Существовала правда, которую ей все еще не удавалось выпустить на свет.
Рассказать о том, что она годами жила с ужаснейшим из чудовищ.
Что она была такой же, она тоже.
Рассказать о том, что дядя лишил ее невинности, когда ей еще не было тринадцати лет. Что он стал единственным мужчиной, с которым она спала.
Рассказать о том, что он сделал ей двух детей, прежде чем хладнокровно задушить их сразу после рождения.
Рассказать о том, что он похитил, изнасиловал и убил тринадцать невинных девочек.
Что она была свидетелем всех этих преступлений. И никогда даже не пыталась ему помешать.
Рассказать о том, что иногда она даже испытывала удовольствие.
Рассказать, что она была больна. Неизлечимо, конечно.
Как признать весь ужас своего существования перед этими незнакомцами?

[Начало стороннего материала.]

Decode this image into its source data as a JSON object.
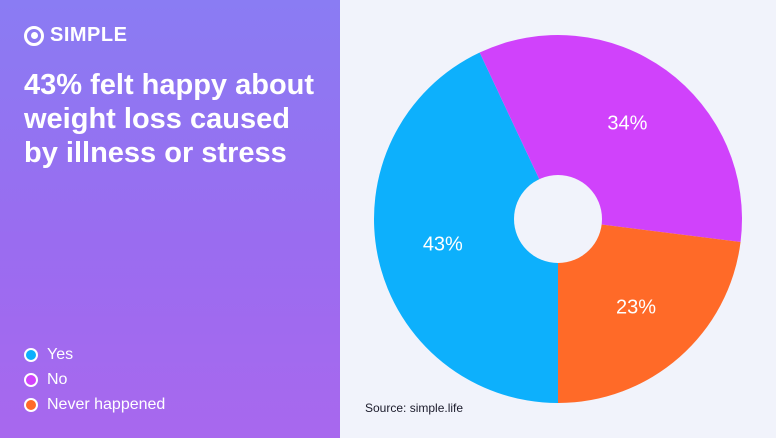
{
  "brand": {
    "name": "SIMPLE",
    "icon": "simple-logo-icon"
  },
  "headline": "43% felt happy about weight loss caused by illness or stress",
  "source": "Source: simple.life",
  "chart_data": {
    "type": "pie",
    "donut": true,
    "slices": [
      {
        "label": "Yes",
        "value": 43,
        "display": "43%",
        "color": "#0db0fc"
      },
      {
        "label": "No",
        "value": 34,
        "display": "34%",
        "color": "#d042fb"
      },
      {
        "label": "Never happened",
        "value": 23,
        "display": "23%",
        "color": "#ff6a28"
      }
    ],
    "start_angle_deg": 90,
    "direction": "clockwise",
    "legend_position": "bottom-left"
  }
}
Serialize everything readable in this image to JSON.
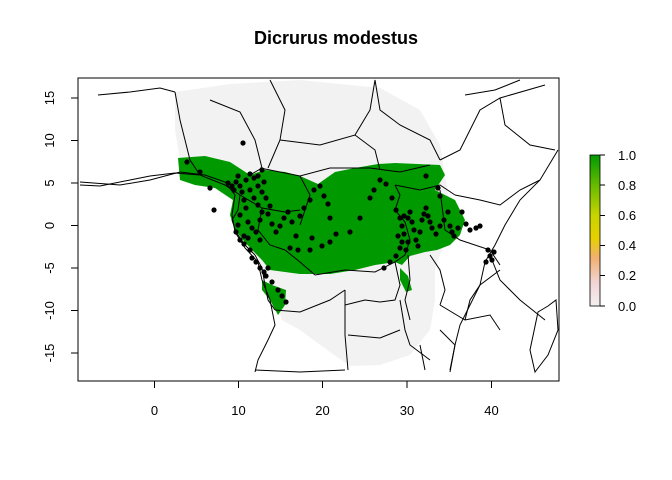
{
  "title": "Dicrurus modestus",
  "map": {
    "x_ticks": [
      "0",
      "10",
      "20",
      "30",
      "40"
    ],
    "y_ticks": [
      "15",
      "10",
      "5",
      "0",
      "-5",
      "-10",
      "-15"
    ],
    "x_range": [
      -9,
      48
    ],
    "y_range": [
      -18.5,
      17.5
    ],
    "colors": {
      "background_land": "#f2f2f2",
      "suitable_habitat": "#009900",
      "borders": "#000000",
      "occurrence_points": "#000000"
    }
  },
  "legend": {
    "labels": [
      "1.0",
      "0.8",
      "0.6",
      "0.4",
      "0.2",
      "0.0"
    ],
    "gradient": [
      "#009900",
      "#66bb00",
      "#dddd00",
      "#f0b070",
      "#f2d6d6",
      "#f4efef"
    ]
  }
}
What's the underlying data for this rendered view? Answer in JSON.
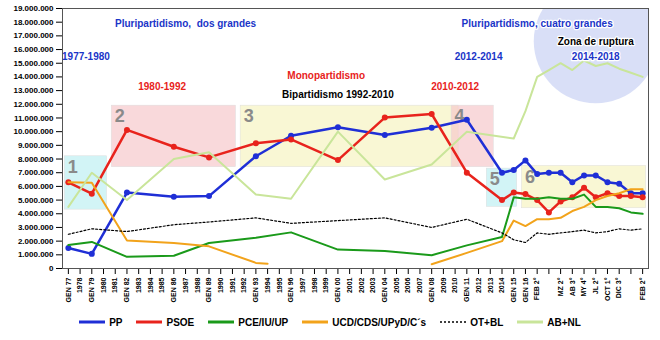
{
  "chart_data": {
    "type": "line",
    "categories": [
      "GEN 77",
      "1978",
      "GEN 79",
      "1980",
      "1981",
      "GEN 82",
      "1983",
      "1984",
      "1985",
      "GEN 86",
      "1987",
      "1988",
      "GEN 89",
      "1990",
      "1991",
      "1992",
      "GEN 93",
      "1994",
      "1995",
      "GEN 96",
      "1997",
      "1998",
      "1999",
      "GEN 00",
      "2001",
      "2002",
      "2003",
      "GEN 04",
      "2005",
      "2006",
      "2007",
      "GEN 08",
      "2009",
      "2010",
      "GEN 11",
      "2012",
      "2013",
      "2014",
      "GEN 15",
      "GEN 16",
      "FEB 2°",
      null,
      "MZ 2°",
      "AB 3°",
      "MY 4°",
      "JL 2°",
      "OCT 1°",
      "DIC 3°",
      null,
      "FEB 2°"
    ],
    "ylim": [
      0,
      19000000
    ],
    "yticks": [
      0,
      {
        "value": 1000000,
        "label": "1.000.000"
      },
      {
        "value": 2000000,
        "label": "2.000.000"
      },
      {
        "value": 3000000,
        "label": "3.000.000"
      },
      {
        "value": 4000000,
        "label": "4.000.000"
      },
      {
        "value": 5000000,
        "label": "5.000.000"
      },
      {
        "value": 6000000,
        "label": "6.000.000"
      },
      {
        "value": 7000000,
        "label": "7.000.000"
      },
      {
        "value": 8000000,
        "label": "8.000.000"
      },
      {
        "value": 9000000,
        "label": "9.000.000"
      },
      {
        "value": 10000000,
        "label": "10.000.000"
      },
      {
        "value": 11000000,
        "label": "11.000.000"
      },
      {
        "value": 12000000,
        "label": "12.000.000"
      },
      {
        "value": 13000000,
        "label": "13.000.000"
      },
      {
        "value": 14000000,
        "label": "14.000.000"
      },
      {
        "value": 15000000,
        "label": "15.000.000"
      },
      {
        "value": 16000000,
        "label": "16.000.000"
      },
      {
        "value": 17000000,
        "label": "17.000.000"
      },
      {
        "value": 18000000,
        "label": "18.000.000"
      },
      {
        "value": 19000000,
        "label": "19.000.000"
      }
    ],
    "grid": false,
    "legend": "bottom",
    "series": [
      {
        "name": "PP",
        "color": "#1f2fd6",
        "line_style": "solid",
        "marker": "circle",
        "x": [
          0,
          2,
          5,
          9,
          12,
          16,
          19,
          23,
          27,
          31,
          34,
          37,
          38,
          39,
          40,
          41,
          42,
          43,
          44,
          45,
          46,
          47,
          48,
          49
        ],
        "values": [
          1500000,
          1070000,
          5550000,
          5250000,
          5290000,
          8200000,
          9700000,
          10320000,
          9760000,
          10280000,
          10870000,
          7000000,
          7200000,
          7900000,
          6900000,
          7000000,
          7000000,
          6300000,
          6800000,
          6800000,
          6300000,
          6200000,
          5500000,
          5500000
        ]
      },
      {
        "name": "PSOE",
        "color": "#e8231c",
        "line_style": "solid",
        "marker": "circle",
        "x": [
          0,
          2,
          5,
          9,
          12,
          16,
          19,
          23,
          27,
          31,
          34,
          37,
          38,
          39,
          40,
          41,
          42,
          43,
          44,
          45,
          46,
          47,
          48,
          49
        ],
        "values": [
          6300000,
          5470000,
          10130000,
          8900000,
          8120000,
          9150000,
          9430000,
          7920000,
          11030000,
          11290000,
          7000000,
          5000000,
          5550000,
          5440000,
          5000000,
          4100000,
          4900000,
          5200000,
          5900000,
          5200000,
          5500000,
          5300000,
          5300000,
          5200000
        ]
      },
      {
        "name": "PCE/IU/UP",
        "color": "#1a9a1a",
        "line_style": "solid",
        "marker": "none",
        "x": [
          0,
          2,
          5,
          9,
          12,
          16,
          19,
          23,
          27,
          31,
          34,
          37,
          38,
          39,
          40,
          41,
          42,
          43,
          44,
          45,
          46,
          47,
          48,
          49
        ],
        "values": [
          1710000,
          1940000,
          850000,
          930000,
          1860000,
          2250000,
          2640000,
          1380000,
          1280000,
          970000,
          1690000,
          2300000,
          5200000,
          5100000,
          5100000,
          5200000,
          5100000,
          5100000,
          5400000,
          4500000,
          4500000,
          4400000,
          4100000,
          4000000
        ]
      },
      {
        "name": "UCD/CDS/UPyD/C´s",
        "color": "#f2a31b",
        "line_style": "solid",
        "marker": "none",
        "x": [
          0,
          2,
          5,
          9,
          12,
          16,
          17,
          24,
          31,
          34,
          37,
          38,
          39,
          40,
          41,
          42,
          43,
          44,
          45,
          46,
          47,
          48,
          49
        ],
        "values": [
          6310000,
          6270000,
          2050000,
          1860000,
          1620000,
          410000,
          350000,
          null,
          310000,
          1140000,
          2000000,
          3500000,
          3100000,
          3600000,
          3600000,
          3700000,
          4200000,
          4500000,
          5000000,
          5300000,
          5500000,
          5800000,
          5800000
        ]
      },
      {
        "name": "OT+BL",
        "color": "#000000",
        "line_style": "dotted",
        "marker": "none",
        "x": [
          0,
          2,
          5,
          9,
          12,
          16,
          19,
          23,
          27,
          31,
          34,
          37,
          38,
          39,
          40,
          41,
          42,
          43,
          44,
          45,
          46,
          47,
          48,
          49
        ],
        "values": [
          2500000,
          2900000,
          2700000,
          3200000,
          3400000,
          3700000,
          3300000,
          3500000,
          3700000,
          3000000,
          3600000,
          2600000,
          2100000,
          1900000,
          2600000,
          2500000,
          2600000,
          2700000,
          2800000,
          2600000,
          2700000,
          2900000,
          2800000,
          2900000
        ]
      },
      {
        "name": "AB+NL",
        "color": "#c9e59a",
        "line_style": "solid",
        "marker": "none",
        "x": [
          0,
          2,
          5,
          9,
          12,
          16,
          19,
          23,
          27,
          31,
          34,
          38,
          39,
          40,
          41,
          42,
          43,
          44,
          45,
          46,
          47,
          48,
          49
        ],
        "values": [
          4500000,
          7000000,
          5000000,
          8000000,
          8500000,
          5400000,
          5100000,
          10000000,
          6500000,
          7600000,
          10000000,
          9500000,
          11500000,
          14000000,
          14500000,
          15000000,
          14500000,
          15200000,
          14800000,
          15000000,
          14600000,
          14300000,
          14000000
        ]
      }
    ],
    "boxes": [
      {
        "label": "1",
        "from": "GEN 77",
        "to": "1980",
        "y1": 4300000,
        "y2": 8200000,
        "color": "#bfeff2"
      },
      {
        "label": "2",
        "from": "1981",
        "to": "1991",
        "y1": 7400000,
        "y2": 11900000,
        "color": "#f6c9cc"
      },
      {
        "label": "3",
        "from": "1992",
        "to": "2010",
        "y1": 7400000,
        "y2": 11900000,
        "color": "#f7f4c2"
      },
      {
        "label": "4",
        "from": "2010",
        "to": "2013",
        "y1": 7400000,
        "y2": 11900000,
        "color": "#f6c9cc"
      },
      {
        "label": "5",
        "from": "2013",
        "to": "GEN 15",
        "y1": 4500000,
        "y2": 7300000,
        "color": "#bfeff2"
      },
      {
        "label": "6",
        "from": "GEN 16",
        "to": "FEB 2°",
        "y1": 4400000,
        "y2": 7500000,
        "color": "#f7f4c2"
      }
    ],
    "annotations": [
      {
        "text": "Pluripartidismo,  dos grandes",
        "x": 10,
        "y": 17900000,
        "color": "#1a35c8"
      },
      {
        "text": "1977-1980",
        "x": 1.5,
        "y": 15500000,
        "color": "#1a35c8"
      },
      {
        "text": "Monopartidismo",
        "x": 22,
        "y": 14100000,
        "color": "#e8231c"
      },
      {
        "text": "1980-1992",
        "x": 8,
        "y": 13300000,
        "color": "#e8231c"
      },
      {
        "text": "Bipartidismo 1992-2010",
        "x": 23,
        "y": 12700000,
        "color": "#000000"
      },
      {
        "text": "2010-2012",
        "x": 33,
        "y": 13300000,
        "color": "#e8231c"
      },
      {
        "text": "2012-2014",
        "x": 35,
        "y": 15500000,
        "color": "#1a35c8"
      },
      {
        "text": "Pluripartidismo, cuatro grandes",
        "x": 40,
        "y": 17900000,
        "color": "#1a35c8"
      },
      {
        "text": "Zona de ruptura",
        "x": 45,
        "y": 16600000,
        "color": "#000000"
      },
      {
        "text": "2014-2018",
        "x": 45,
        "y": 15500000,
        "color": "#1a35c8"
      }
    ]
  }
}
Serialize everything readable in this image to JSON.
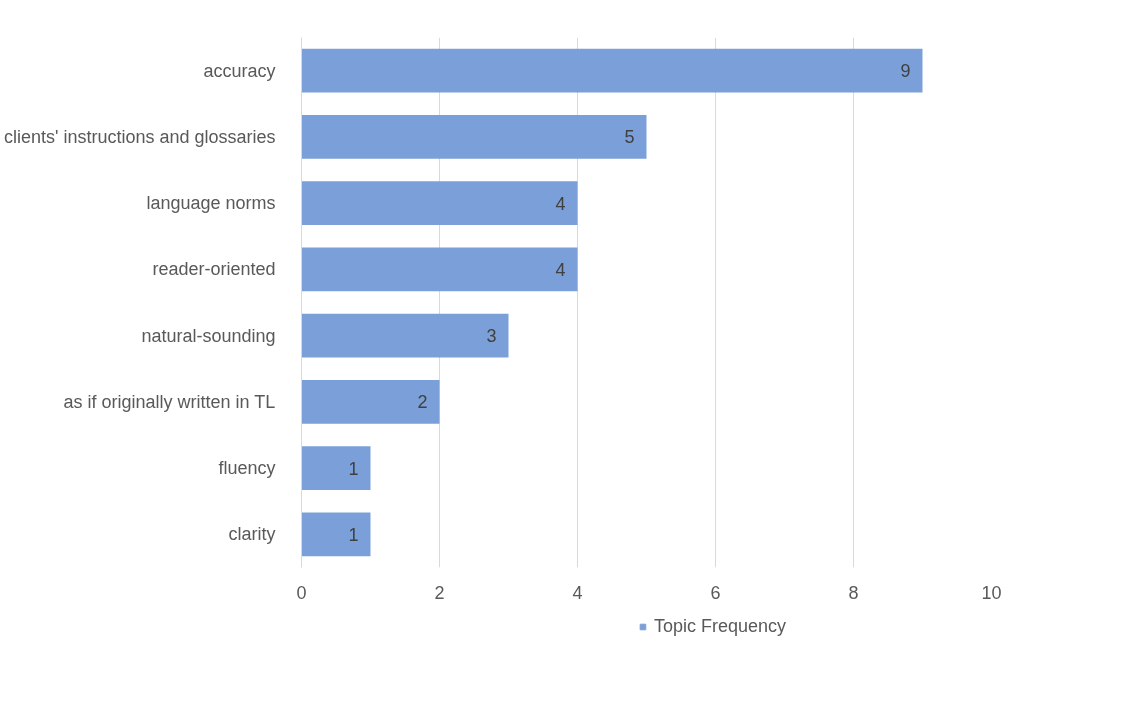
{
  "chart_data": {
    "type": "bar",
    "orientation": "horizontal",
    "categories": [
      "accuracy",
      "clients' instructions and glossaries",
      "language norms",
      "reader-oriented",
      "natural-sounding",
      "as if originally written in TL",
      "fluency",
      "clarity"
    ],
    "series": [
      {
        "name": "Topic Frequency",
        "color": "#7b9fd8",
        "values": [
          9,
          5,
          4,
          4,
          3,
          2,
          1,
          1
        ]
      }
    ],
    "xlim": [
      0,
      10
    ],
    "xticks": [
      0,
      2,
      4,
      6,
      8,
      10
    ],
    "grid": "x",
    "legend": "bottom",
    "data_labels": true
  }
}
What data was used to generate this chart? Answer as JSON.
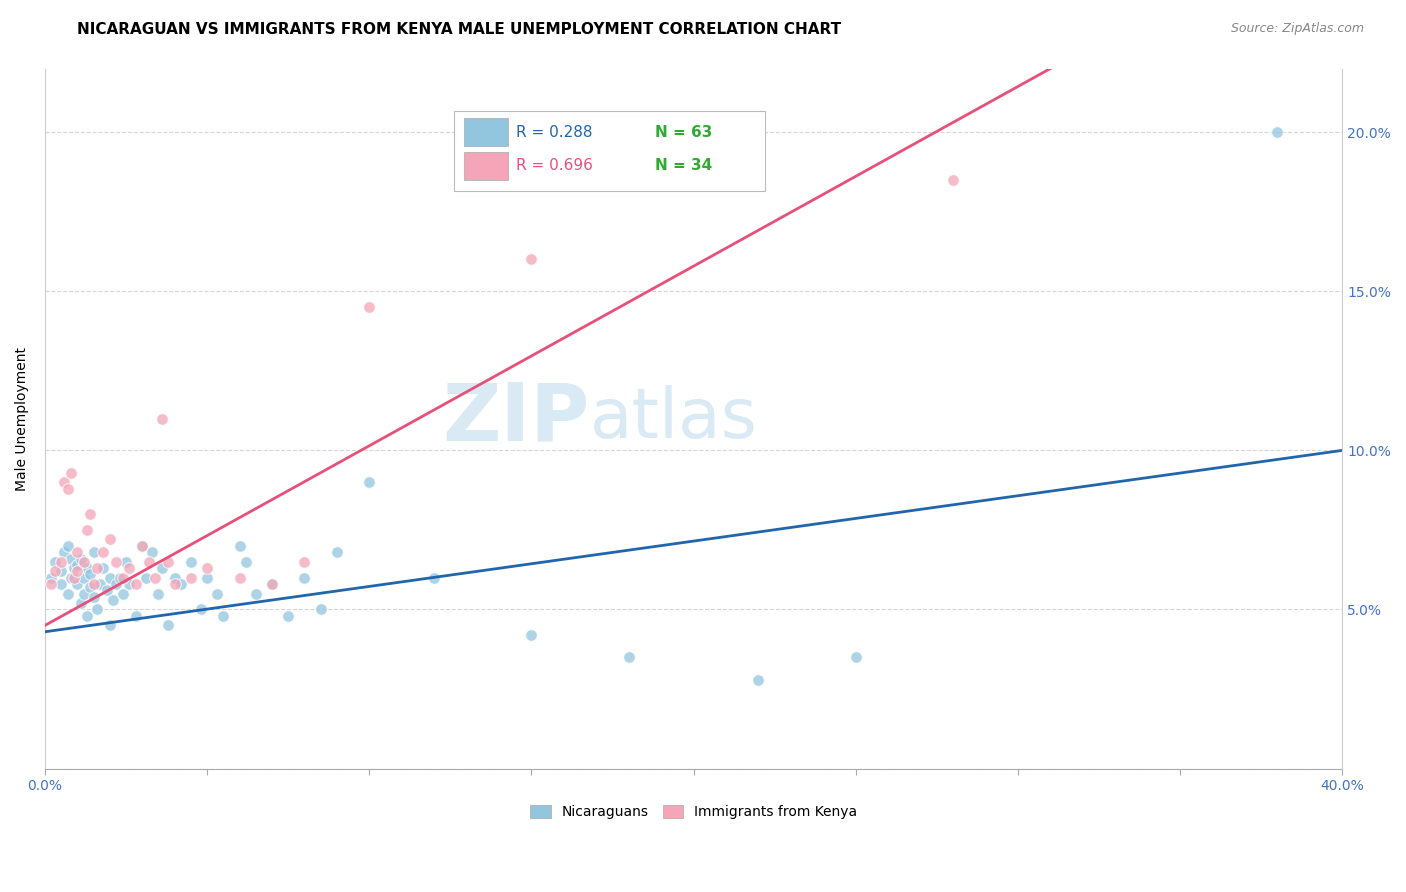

Ужас царил внутри ее и вокруг.
Комиссар продолжал бомбить ее вопросами.
Но он больше не добьется ни одного ответа.
Земля исторгала белое дыхание, и это делало окружающее нереальным.
Вильям открыл глаза и увидел пейзаж — вне времени и пространства.
Боль придавила его к земле. Влага, которой сочился ковер из растений, проникала в него, пробирая до костей. Было так холодно, что ему немедленно захотелось начать двигаться, попробовать встать.
Повернув голову, он вдруг увидел разбитую голову Патрика. Он тут же осознал, что его правая рука касается руки покойника. Он резко отстранился, что породило новую волну боли.
— Я убил эту сволочь… Я убил его, Раф!
Рафаэль.
Освободить его.
Джессика.
Спасти ее.
Вильям улыбнулся неизменному небу. Он почувствовал себя героем.
А герои бессмертны.
Он попытался встать. Но как только он напряг мышцы живота, его тело словно пронзило копьем. Ему все же удалось перекатиться на бок, и он начал рыться в карманах трупа в поисках связки ключей. Он снял петлю, которую Патрик набросил ему на шею, и отшвырнул ее в заросли.
Затем, стараясь опираться на свою правую ногу, он наконец встал.
Это был подвиг.
И тут он увидел кровь. На своей грязной одежде, на опавших листьях.
Повсюду.
Его кровь. Она бежала из его ран в животе и ноге.
И вот в его теле снова пара пуль.
Всего четыре. Он уже побил мрачный рекорд Рафаэля. И все еще жив.
Он оперся на ствол ближайшего дерева, чтобы не упасть. Все вокруг кружится. Он оказался в центрифуге, которая вращалась с невероятной скоростью.
Ухватившись за ветку, он попытался восстановить дыхание.
Кровь продолжала уходить из его вен, он надавил на живот дрожащей рукой. Всего спустя несколько секунд она стала совершенно красной, горячей и липкой.
Он опустошен до предела.
Добраться до пристройки, пока не поздно. Вот единственное, о чем он должен думать.
Шаг, другой. Еще один.
Не больше трех кряду, иначе он рухнет.
Он останавливался у каждого дерева, опирался плечом на ствол.
— Я иду, Раф… Я иду.
Чтобы придать себе храбрости, он представил взгляд брата, когда он войдет в темницу. Его восхищенный взгляд.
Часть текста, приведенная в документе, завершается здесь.